An article Tuesday incorrectly reported change in the number of physicians willing to accept Medicare payments as payments in full. The figure declined from 60.8 percent in 1970 to 50.5 percent in 1976, but since then it has increased, to 53 percent in 1982.
Officials of the Health and Human Services Department's Health Care Financing Administration have been trying to figure out how to get more doctors to accept the standard government reimbursement as full payment for treating Medicare patients.
Doctors with Medicare patients can choose, patient by patient, how to get paid. They can "accept assignment"--that is, accept the standard Medicare fee as payment in full--or they can bill the patient, usually for more.
The patient then must pay the doctor directly and seek reimbursement from Medicare and his own health insurance plan, if he has one. The reimbursement is often less than the doctor's bill.
Government health officials say the percentage of doctors willing to accept "assigned" payments has been decreasing steadily. Ten years ago, doctors accepted assignment for 60 percent of all Medicare claims. Today, the figure is 50 percent.
One suggestion for raising that percentage is to force them to choose one payment method for all their Medicare patients. The National Commission on Social Security Reform has recommended that doctors be required to decide each year whether to get in or out of the program.
The HCFA had the Center for Health Economics Research in Boston study the probable outcome of such a requirement. It predicted that the assignment rate would fall another 10 percent, forcing more older patients to pay more.
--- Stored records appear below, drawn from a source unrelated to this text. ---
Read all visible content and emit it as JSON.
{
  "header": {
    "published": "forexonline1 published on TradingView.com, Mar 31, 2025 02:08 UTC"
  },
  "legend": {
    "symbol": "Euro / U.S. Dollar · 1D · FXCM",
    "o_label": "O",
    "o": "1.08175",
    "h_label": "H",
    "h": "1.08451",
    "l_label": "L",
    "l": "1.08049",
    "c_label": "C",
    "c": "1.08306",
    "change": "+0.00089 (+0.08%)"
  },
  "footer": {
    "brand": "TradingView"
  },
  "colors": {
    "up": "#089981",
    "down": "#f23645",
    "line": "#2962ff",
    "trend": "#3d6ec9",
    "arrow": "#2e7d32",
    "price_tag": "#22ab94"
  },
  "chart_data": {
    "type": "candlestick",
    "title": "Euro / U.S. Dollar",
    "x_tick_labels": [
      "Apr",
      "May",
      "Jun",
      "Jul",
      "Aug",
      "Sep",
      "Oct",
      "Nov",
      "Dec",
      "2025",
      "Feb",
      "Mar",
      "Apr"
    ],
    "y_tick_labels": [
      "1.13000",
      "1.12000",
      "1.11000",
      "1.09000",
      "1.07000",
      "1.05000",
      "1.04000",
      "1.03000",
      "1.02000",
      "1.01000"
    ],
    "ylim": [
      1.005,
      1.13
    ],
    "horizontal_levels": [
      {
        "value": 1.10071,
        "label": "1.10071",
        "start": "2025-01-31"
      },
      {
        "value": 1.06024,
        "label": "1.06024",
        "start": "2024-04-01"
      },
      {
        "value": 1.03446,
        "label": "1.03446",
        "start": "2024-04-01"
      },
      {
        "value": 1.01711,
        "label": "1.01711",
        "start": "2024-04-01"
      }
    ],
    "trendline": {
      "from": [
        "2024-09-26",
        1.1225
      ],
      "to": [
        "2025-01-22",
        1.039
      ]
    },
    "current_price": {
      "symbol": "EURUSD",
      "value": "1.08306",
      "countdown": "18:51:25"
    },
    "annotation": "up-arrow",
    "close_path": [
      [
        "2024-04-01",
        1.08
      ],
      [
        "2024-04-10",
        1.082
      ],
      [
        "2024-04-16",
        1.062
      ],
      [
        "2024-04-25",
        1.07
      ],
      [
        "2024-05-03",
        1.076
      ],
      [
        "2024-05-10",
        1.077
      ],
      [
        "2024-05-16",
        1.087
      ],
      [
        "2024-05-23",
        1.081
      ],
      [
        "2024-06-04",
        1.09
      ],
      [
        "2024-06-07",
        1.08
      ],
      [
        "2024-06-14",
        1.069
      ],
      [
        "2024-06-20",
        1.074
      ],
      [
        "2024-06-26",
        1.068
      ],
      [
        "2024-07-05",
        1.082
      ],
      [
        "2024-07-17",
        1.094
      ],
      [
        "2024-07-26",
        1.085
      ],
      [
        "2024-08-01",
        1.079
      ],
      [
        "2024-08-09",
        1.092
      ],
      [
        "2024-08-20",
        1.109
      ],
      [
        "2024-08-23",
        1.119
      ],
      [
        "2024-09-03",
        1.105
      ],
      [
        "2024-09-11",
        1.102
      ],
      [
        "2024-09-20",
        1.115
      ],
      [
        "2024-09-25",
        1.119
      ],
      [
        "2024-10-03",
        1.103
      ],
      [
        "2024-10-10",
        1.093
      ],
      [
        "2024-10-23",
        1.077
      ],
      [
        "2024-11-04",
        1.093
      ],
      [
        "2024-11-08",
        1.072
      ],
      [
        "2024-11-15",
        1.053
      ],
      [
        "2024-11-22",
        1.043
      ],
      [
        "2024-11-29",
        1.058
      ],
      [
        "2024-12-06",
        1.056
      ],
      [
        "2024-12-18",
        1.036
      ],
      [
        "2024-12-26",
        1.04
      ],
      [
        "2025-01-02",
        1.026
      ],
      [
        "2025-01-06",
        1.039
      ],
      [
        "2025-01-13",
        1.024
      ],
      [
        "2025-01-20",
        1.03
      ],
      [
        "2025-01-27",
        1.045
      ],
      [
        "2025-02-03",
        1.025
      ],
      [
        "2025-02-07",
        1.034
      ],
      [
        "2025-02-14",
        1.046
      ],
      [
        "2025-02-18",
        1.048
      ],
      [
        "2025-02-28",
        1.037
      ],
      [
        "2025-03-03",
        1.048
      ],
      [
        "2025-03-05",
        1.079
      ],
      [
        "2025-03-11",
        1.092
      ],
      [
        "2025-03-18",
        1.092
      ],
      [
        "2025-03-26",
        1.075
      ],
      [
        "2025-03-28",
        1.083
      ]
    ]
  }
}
Which doctors generally accept assignment? Studies show that they are usually general practitioners and family doctors, who generally charge lower fees. They also are likely to be taking care of poor patients who have no prospect of coming up with more cash. Those who most often reject the standard reimbursement are specialists and other doctors who can command higher fees. FIXED PRICE FOR CARE . . . There is competition now in selling health care in most cities. With federal encouragement, scores of medical groups are offering most of the medical and hospital care an individual or family needs for a fixed price per month.
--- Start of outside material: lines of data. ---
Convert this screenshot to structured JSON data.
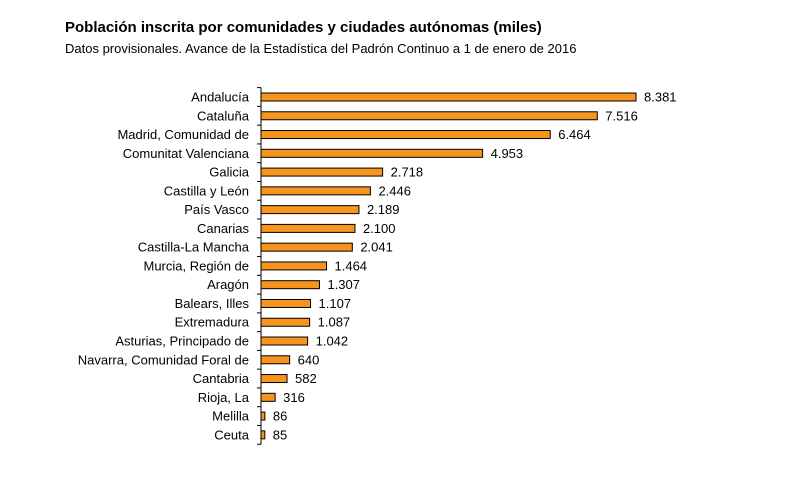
{
  "title": "Población inscrita por comunidades y ciudades autónomas (miles)",
  "subtitle": "Datos provisionales. Avance de la Estadística del Padrón Continuo a 1 de enero de 2016",
  "colors": {
    "bar_fill": "#F7941D",
    "bar_stroke": "#000000",
    "axis": "#000000"
  },
  "chart_data": {
    "type": "bar",
    "orientation": "horizontal",
    "categories": [
      "Andalucía",
      "Cataluña",
      "Madrid, Comunidad de",
      "Comunitat Valenciana",
      "Galicia",
      "Castilla y León",
      "País Vasco",
      "Canarias",
      "Castilla-La Mancha",
      "Murcia, Región de",
      "Aragón",
      "Balears, Illes",
      "Extremadura",
      "Asturias, Principado de",
      "Navarra, Comunidad Foral de",
      "Cantabria",
      "Rioja, La",
      "Melilla",
      "Ceuta"
    ],
    "values": [
      8381,
      7516,
      6464,
      4953,
      2718,
      2446,
      2189,
      2100,
      2041,
      1464,
      1307,
      1107,
      1087,
      1042,
      640,
      582,
      316,
      86,
      85
    ],
    "value_labels": [
      "8.381",
      "7.516",
      "6.464",
      "4.953",
      "2.718",
      "2.446",
      "2.189",
      "2.100",
      "2.041",
      "1.464",
      "1.307",
      "1.107",
      "1.087",
      "1.042",
      "640",
      "582",
      "316",
      "86",
      "85"
    ],
    "xlabel": "",
    "ylabel": "",
    "xlim": [
      0,
      8381
    ],
    "grid": false,
    "legend": "none"
  }
}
The idea is that these plans will avoid hospitalizing their subscribers unnecessarily, so they can end their year with a profit--and help keep the nation's health-care costs down. And by federal law, large employers must offer their employes a choice of traditional health insurance and membership in a fixed-price plan.
HHS officials are finding that the jury is still out on whether the new plans will save money in the long run. Arthur D. Little Inc. made a computer analysis for the HCFA of employe benefit plans at the American Can Co., at General Mills in Minneapolis, at a third, unidentified company, in a Teamsters' pension fund in Houston and in the Mendocino County, Calif., school system.
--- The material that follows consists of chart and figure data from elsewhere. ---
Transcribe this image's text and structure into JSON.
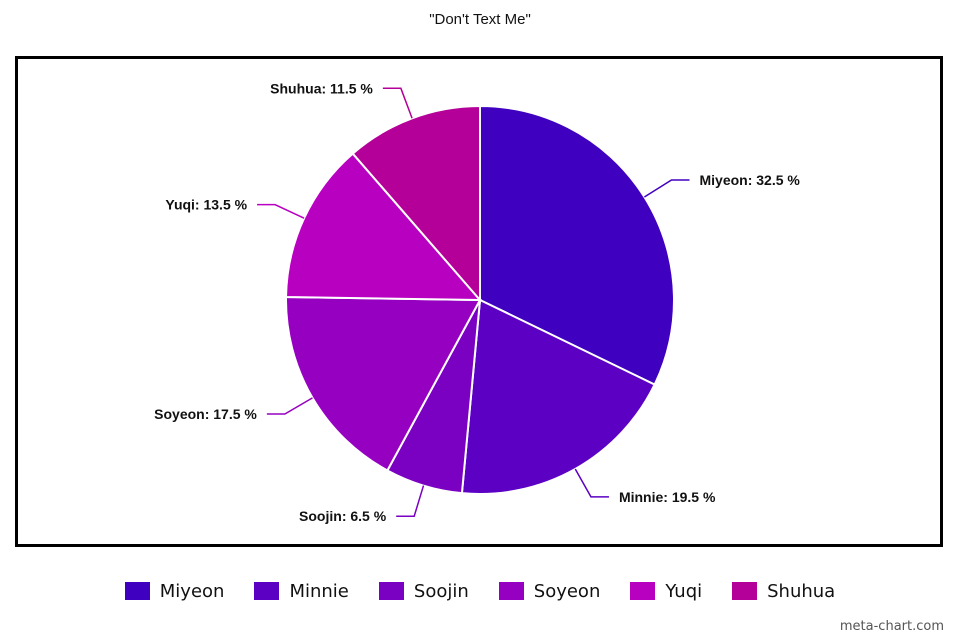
{
  "chart_data": {
    "type": "pie",
    "title": "\"Don't Text Me\"",
    "slices": [
      {
        "name": "Miyeon",
        "value": 32.5,
        "label": "Miyeon: 32.5 %",
        "color": "#4000c0"
      },
      {
        "name": "Minnie",
        "value": 19.5,
        "label": "Minnie: 19.5 %",
        "color": "#5c00c4"
      },
      {
        "name": "Soojin",
        "value": 6.5,
        "label": "Soojin: 6.5 %",
        "color": "#7a00c2"
      },
      {
        "name": "Soyeon",
        "value": 17.5,
        "label": "Soyeon: 17.5 %",
        "color": "#9600c0"
      },
      {
        "name": "Yuqi",
        "value": 13.5,
        "label": "Yuqi: 13.5 %",
        "color": "#b800c0"
      },
      {
        "name": "Shuhua",
        "value": 11.5,
        "label": "Shuhua: 11.5 %",
        "color": "#b40098"
      }
    ],
    "legend_placement": "bottom"
  },
  "watermark": "meta-chart.com"
}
According to Health Policy Week, the study found that the fixed-price plans seemed cost-effective for their subscribers. But the sicker employes have been sticking with or shifting into traditional fee-for-service insurance plans. The outcome might be to make these plans more expensive. ONWARD AND UPWARD . . . Artificial-kidney machines, heart-lung machines, heart pacemakers, radioisotopes--the list of new medical technologies grows ever longer and more expensive. Technology, it is often said, is one of the main forces driving health costs upward and HHS up the wall.
But a recent publication of the American Enterprise Institute for Public Policy Research warns against pinning the responsiblity on technology alone.
It says the increase also reflects the nation's progress in covering the costs of illness with health insurance, including Blue Cross, Blue Shield, private carriers and Medicare and Medicaid.
Medical research and medical insurance are intertwined in a steep upward cost spiral, said Burton Weisbrod, professor of economics at the University of Wisconsin, in "Economics and Medical Research."
The federal government, through HHS, is playing a clear role, he said: financing most of the country's medical research, then having to provide a large share of the payments for the new treatments that research produces.